Dopo i primi commenti – decisamente cauti – di Pechino, ieri è arrivata la telefonata tra il Presidente cinese Xi Jinping e quello americano Obama. Nel corso della conversazione il leader cinese avrebbe chiesto a Obama – e nel corso di un’altra telefonata avrebbe ribadito il concetto anche alla cancelliera Merkel – di cercare in ogni modo «una soluzione politica» in Ucraina.

Il messaggio del numero uno pechinese ha diversi livelli di interpretazione. In primo luogo è una chiara discesa di Pechino nell’arena diplomatica. La Cina, presa dall’assemblea nazionale prima e dall’attentato terroristico di Kunming poi, ha lasciato passare un po’ di giorni prima di entrare a pieno titolo nella vicenda ucraina. Quando Xi Jinping parla di «sogno cinese» allude anche a questo: a una posizione di Pechino tra quelle che «contano», anche nelle questioni internazionali. Siamo però di fronte ad un enigma per la Cina: la Russia è considerato un paese amico (Xi ha fatto il suo primo viaggio a Mosca, per chiudere il conto del gas).

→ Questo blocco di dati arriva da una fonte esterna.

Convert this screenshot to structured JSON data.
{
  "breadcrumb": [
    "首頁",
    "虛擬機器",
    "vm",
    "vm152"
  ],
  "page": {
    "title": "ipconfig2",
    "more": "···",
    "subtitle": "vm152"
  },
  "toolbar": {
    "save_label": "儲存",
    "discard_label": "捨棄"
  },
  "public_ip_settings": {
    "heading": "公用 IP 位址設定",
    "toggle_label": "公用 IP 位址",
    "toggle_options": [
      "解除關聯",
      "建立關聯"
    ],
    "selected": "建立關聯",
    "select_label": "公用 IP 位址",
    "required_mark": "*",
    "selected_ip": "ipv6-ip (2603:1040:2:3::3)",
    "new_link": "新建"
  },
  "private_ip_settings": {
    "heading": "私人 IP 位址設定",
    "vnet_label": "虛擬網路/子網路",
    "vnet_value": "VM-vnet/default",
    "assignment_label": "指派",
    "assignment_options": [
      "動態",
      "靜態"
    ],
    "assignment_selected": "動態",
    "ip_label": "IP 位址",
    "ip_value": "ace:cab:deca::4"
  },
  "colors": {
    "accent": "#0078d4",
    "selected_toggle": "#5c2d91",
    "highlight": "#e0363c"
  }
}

Ma allo stesso tempo la Cina – e secondo molti osservatori è un limite della leadership – legge tutto quanto accade nel mondo con una lente «interna».

La secessione della Crimea – legale o meno che sia a livello di diritto internazionale agli occhi di Pechino non fa grande differenza – costituisce un precedente pericoloso da «supportare» per Pechino. Chiaro che il Pcc pensi immediatamente a Taiwan, su cui rivendica diritti, o alle pericolose situazioni interne del Tibet ad esempio.

Appoggiare dunque la Russia in questa mossa non sembra saggio (e per altro già in sede Nato all’epoca delle guerre dei Balcani la Cina attraverso astensioni o voti contrari si dissociò da Mosca). Xi ha quindi predicato «dialogo» e calma. È probabile che Pechino possa intercedere con Putin, chiedendo di appoggiare un’eventuale nuova ampia autonomia della Crimea; soluzione gradita a Zhongnanhai, anche perché non metterebbe in imbarazzo quella che viene considerata una solida alleanza.